Ингольф, ухватившись за единственное дерево, чтобы не скатиться в воду, пустил струю, надеясь достать поверхности воды. Он тут долго стоял, успел выкурить сигарету, но возвращаться не торопился. А зря. Питер, вернувшись на третий этаж в сопровождении Мавзолея, забеспокоился. Он говорил много и видимо бестолково, потому что никто его не понимал, пока он по слогам не стал произносить имя Ингольф.

— Ингольф? Так он сейчас вернется. Не мог человек далеко уйти, — уверял его Дискалюк.

— Пиф — паф Ин — го — о — льф! — с дрожью в голосе произнес Дудзиак.

Дискалюк снял трубку. На том конце провода голос начальника милиции был вкрадчивым, но четким:

— Ватраленко слушает вас, господин президент Раховского района и всей Европы.

— Поднять всех на ноги: немец пропал. Как бы его кто не взял в заложники? Этот проклятый смерд Чаушеску, которого давно расстреляли, аки собаку поганую, поскольку он заслужил такой награды, оставил после много всякой секурити, которые вооружились ножами и наганами, воруют людей, то есть берут их в заложники и требуют выкуп. Перекрыть въезд и выезд из Рахова! И доложить, немедленно доложить обстановку.

— О езус Мария, пан президент. Я только зайду в нулевое помещение, дабы избежать аварии, и вооруженный до зубов, приступаю к выполнению государственного задания.

Но Даскалюк уже давно повесил трубку. Только он положил трубку на рычаг, в кабинет ввалился Ингольф.

— Ты где был? я уже объявил всеукраинский розыск, — сказал Дискалюк.

— О, майн, камрад! — произнес Питер и бросился на шею Ингольфу.

— Отбой воздушной тревоге! — сказал Дискалюк.
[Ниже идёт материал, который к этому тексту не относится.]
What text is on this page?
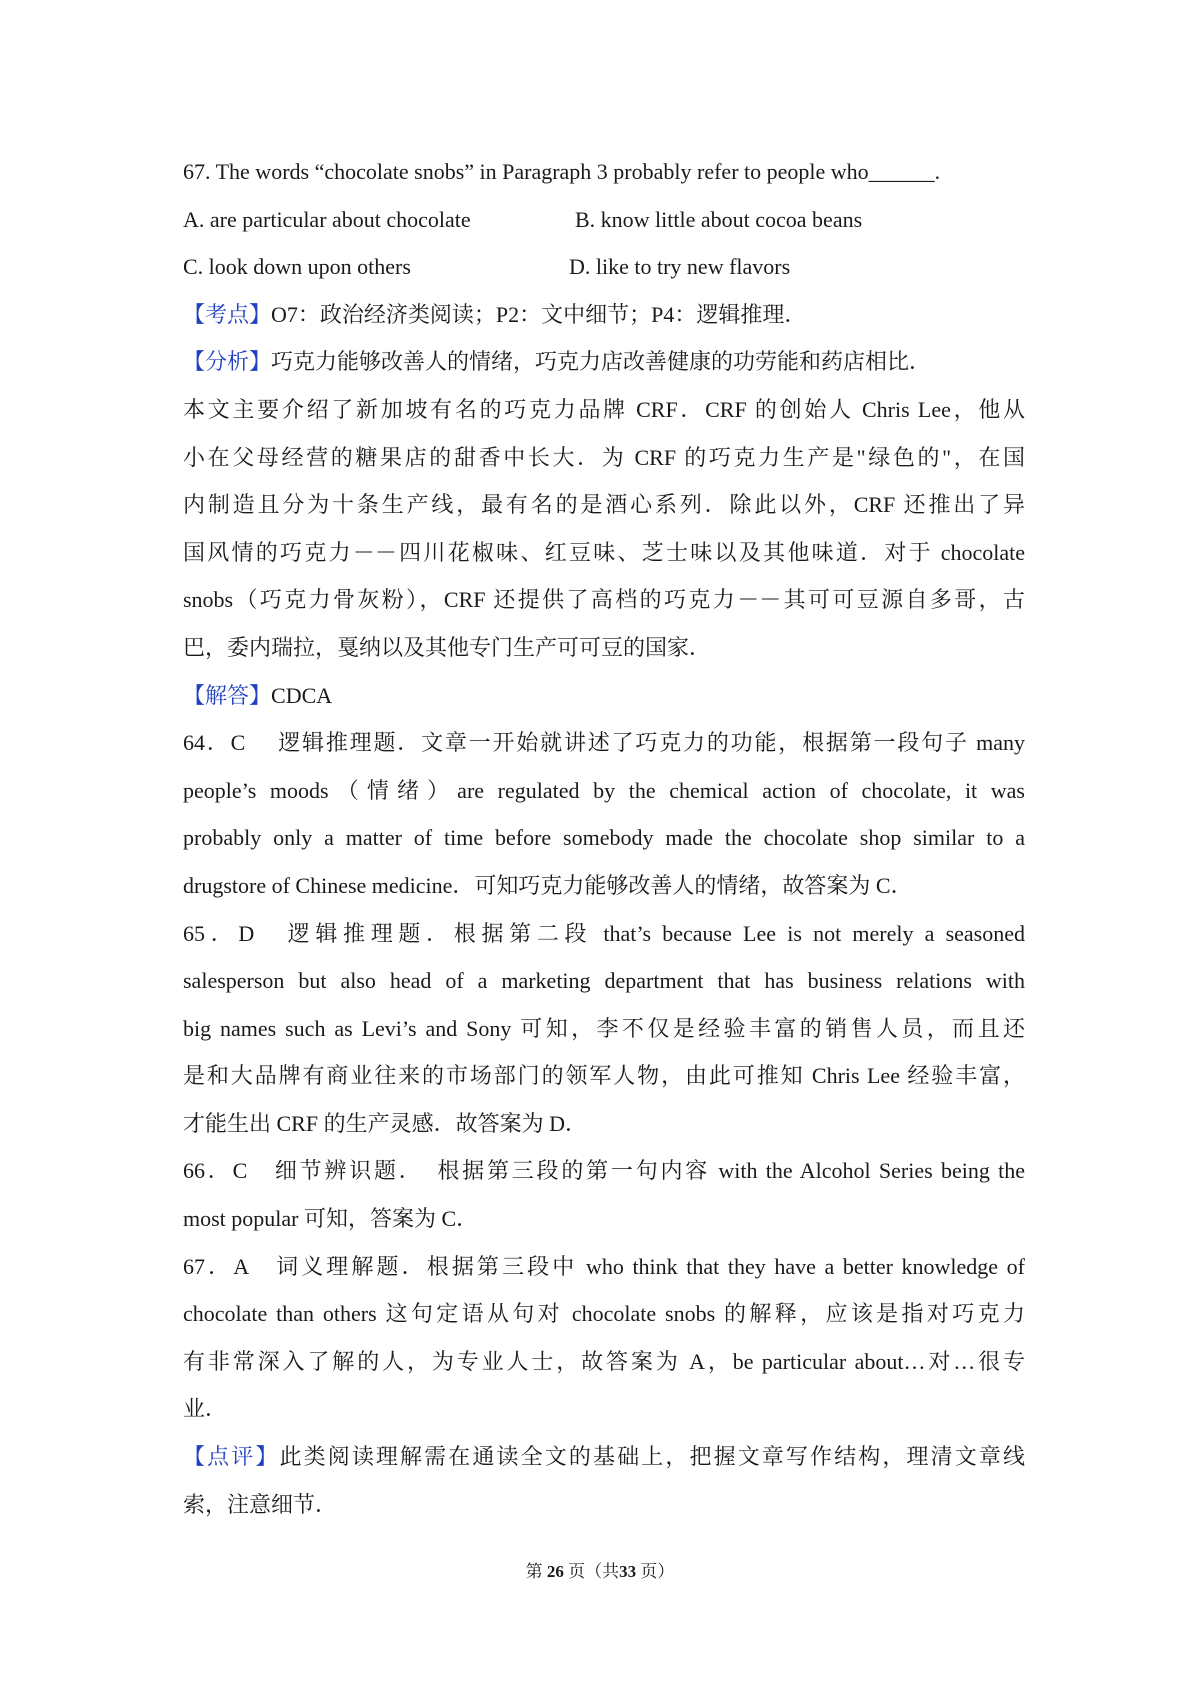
67. The words “chocolate snobs” in Paragraph 3 probably refer to people who______.
A. are particular about chocolate	B. know little about cocoa beans
C. look down upon others	D. like to try new flavors
【考点】O7：政治经济类阅读；P2：文中细节；P4：逻辑推理．
【分析】巧克力能够改善人的情绪，巧克力店改善健康的功劳能和药店相比．
本文主要介绍了新加坡有名的巧克力品牌 CRF．CRF 的创始人 Chris Lee，他从
小在父母经营的糖果店的甜香中长大．为 CRF 的巧克力生产是"绿色的"，在国
内制造且分为十条生产线，最有名的是酒心系列．除此以外，CRF 还推出了异
国风情的巧克力－－四川花椒味、红豆味、芝士味以及其他味道．对于 chocolate
snobs（巧克力骨灰粉），CRF 还提供了高档的巧克力－－其可可豆源自多哥，古
巴，委内瑞拉，戛纳以及其他专门生产可可豆的国家．
【解答】CDCA
64．C　 逻辑推理题．文章一开始就讲述了巧克力的功能，根据第一段句子 many
people’s moods（情绪）are regulated by the chemical action of chocolate, it was
probably only a matter of time before somebody made the chocolate shop similar to a
drugstore of Chinese medicine．可知巧克力能够改善人的情绪，故答案为 C．
65．D　逻辑推理题．根据第二段 that’s because Lee is not merely a seasoned
salesperson but also head of a marketing department that has business relations with
big names such as Levi’s and Sony 可知，李不仅是经验丰富的销售人员，而且还
是和大品牌有商业往来的市场部门的领军人物，由此可推知 Chris Lee 经验丰富，
才能生出 CRF 的生产灵感．故答案为 D．
66．C　细节辨识题．　根据第三段的第一句内容 with the Alcohol Series being the
most popular 可知，答案为 C．
67．A　词义理解题．根据第三段中 who think that they have a better knowledge of
chocolate than others 这句定语从句对 chocolate snobs 的解释，应该是指对巧克力
有非常深入了解的人，为专业人士，故答案为 A，be particular about…对…很专
业．
【点评】此类阅读理解需在通读全文的基础上，把握文章写作结构，理清文章线
索，注意细节．
第 26 页（共33 页）
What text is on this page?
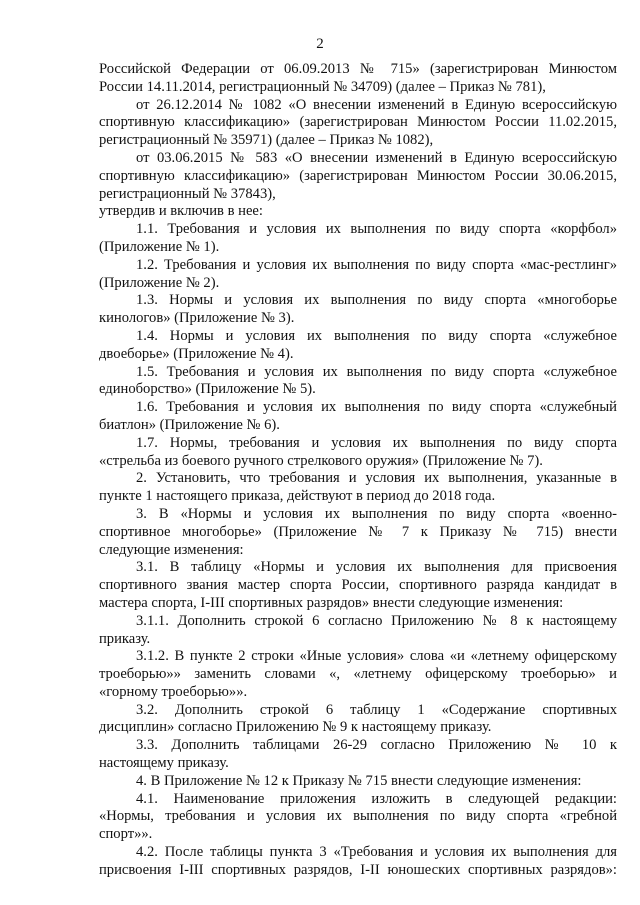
2

Российской Федерации от 06.09.2013 № 715» (зарегистрирован Минюстом

России 14.11.2014, регистрационный № 34709) (далее – Приказ № 781),

от 26.12.2014 № 1082 «О внесении изменений в Единую всероссийскую

спортивную классификацию» (зарегистрирован Минюстом России 11.02.2015,

регистрационный № 35971) (далее – Приказ № 1082),

от 03.06.2015 № 583 «О внесении изменений в Единую всероссийскую

спортивную классификацию» (зарегистрирован Минюстом России 30.06.2015,

регистрационный № 37843),

утвердив и включив в нее:

1.1. Требования и условия их выполнения по виду спорта «корфбол»

(Приложение № 1).

1.2. Требования и условия их выполнения по виду спорта «мас-рестлинг»

(Приложение № 2).

1.3. Нормы и условия их выполнения по виду спорта «многоборье

кинологов» (Приложение № 3).

1.4. Нормы и условия их выполнения по виду спорта «служебное

двоеборье» (Приложение № 4).

1.5. Требования и условия их выполнения по виду спорта «служебное

единоборство» (Приложение № 5).

1.6. Требования и условия их выполнения по виду спорта «служебный

биатлон» (Приложение № 6).

1.7. Нормы, требования и условия их выполнения по виду спорта

«стрельба из боевого ручного стрелкового оружия» (Приложение № 7).

2. Установить, что требования и условия их выполнения, указанные в

пункте 1 настоящего приказа, действуют в период до 2018 года.

3. В «Нормы и условия их выполнения по виду спорта «военно-

спортивное многоборье» (Приложение № 7 к Приказу № 715) внести

следующие изменения:

3.1. В таблицу «Нормы и условия их выполнения для присвоения

спортивного звания мастер спорта России, спортивного разряда кандидат в

мастера спорта, I-III спортивных разрядов» внести следующие изменения:

3.1.1. Дополнить строкой 6 согласно Приложению № 8 к настоящему

приказу.

3.1.2. В пункте 2 строки «Иные условия» слова «и «летнему офицерскому

троеборью»» заменить словами «, «летнему офицерскому троеборью» и

«горному троеборью»».

3.2. Дополнить строкой 6 таблицу 1 «Содержание спортивных

дисциплин» согласно Приложению № 9 к настоящему приказу.

3.3. Дополнить таблицами 26-29 согласно Приложению № 10 к

настоящему приказу.

4. В Приложение № 12 к Приказу № 715 внести следующие изменения:

4.1. Наименование приложения изложить в следующей редакции:

«Нормы, требования и условия их выполнения по виду спорта «гребной

спорт»».

4.2. После таблицы пункта 3 «Требования и условия их выполнения для

присвоения I-III спортивных разрядов, I-II юношеских спортивных разрядов»:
— Пусть потренируются, — предложил Мавзолей. — Пойдем лучше ко мне. Стол уже накрыт.

32

Прокурор Раховщины Гамезов Анатолий Иванович занимал почетную должность свыше двадцати лет. При советской власти ему жилось как никому спокойно и хорошо: он без особого труда усвоил простую истину — прежде чем возбуждать уголовное дело в отношении, какого — либо лица или группы лиц, он должен получить благословение первого секретаря райкома партии. Особенно, если эти лица носили партийные билеты в кармане. Тогда можно было накручивать, сколько угодно статей, предлагать любой срок, требовать на суде вместо пяти лет целых десять лишения свободы. Если же он заходил слишком далеко, как бы стараясь выслужиться, его мог пожурить за излишнее усердие тот же секретарь и тогда Анатолий Иванович, опустив голову, коротко отвечал: слушаюсь.
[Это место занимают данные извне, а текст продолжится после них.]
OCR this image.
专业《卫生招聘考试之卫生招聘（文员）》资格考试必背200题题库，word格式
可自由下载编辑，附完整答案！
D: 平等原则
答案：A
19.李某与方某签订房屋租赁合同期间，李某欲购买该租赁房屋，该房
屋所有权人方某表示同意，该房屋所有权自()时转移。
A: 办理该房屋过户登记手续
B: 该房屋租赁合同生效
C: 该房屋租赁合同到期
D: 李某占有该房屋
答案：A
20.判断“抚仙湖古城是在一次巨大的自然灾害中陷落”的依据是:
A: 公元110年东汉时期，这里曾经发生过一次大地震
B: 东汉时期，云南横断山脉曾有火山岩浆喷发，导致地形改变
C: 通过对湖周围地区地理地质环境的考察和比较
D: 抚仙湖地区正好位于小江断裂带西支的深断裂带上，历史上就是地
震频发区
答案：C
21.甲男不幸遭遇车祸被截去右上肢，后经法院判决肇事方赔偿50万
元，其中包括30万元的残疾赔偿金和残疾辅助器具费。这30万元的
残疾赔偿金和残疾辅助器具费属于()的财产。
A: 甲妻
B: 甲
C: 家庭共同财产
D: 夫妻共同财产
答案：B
Это продолжалось первые пять лет, а после пяти лет добросовестной службы, имея несколько наград и, пользуясь абсолютным доверием, Анатолий Иванович, однажды позволил себе маленькое отступление, чтобы заработать три тысячи рублей на капитальный ремонт и оснащение мебелью только что полученной квартиры в новом четырехэтажном доме недалеко от Осиного гнезда.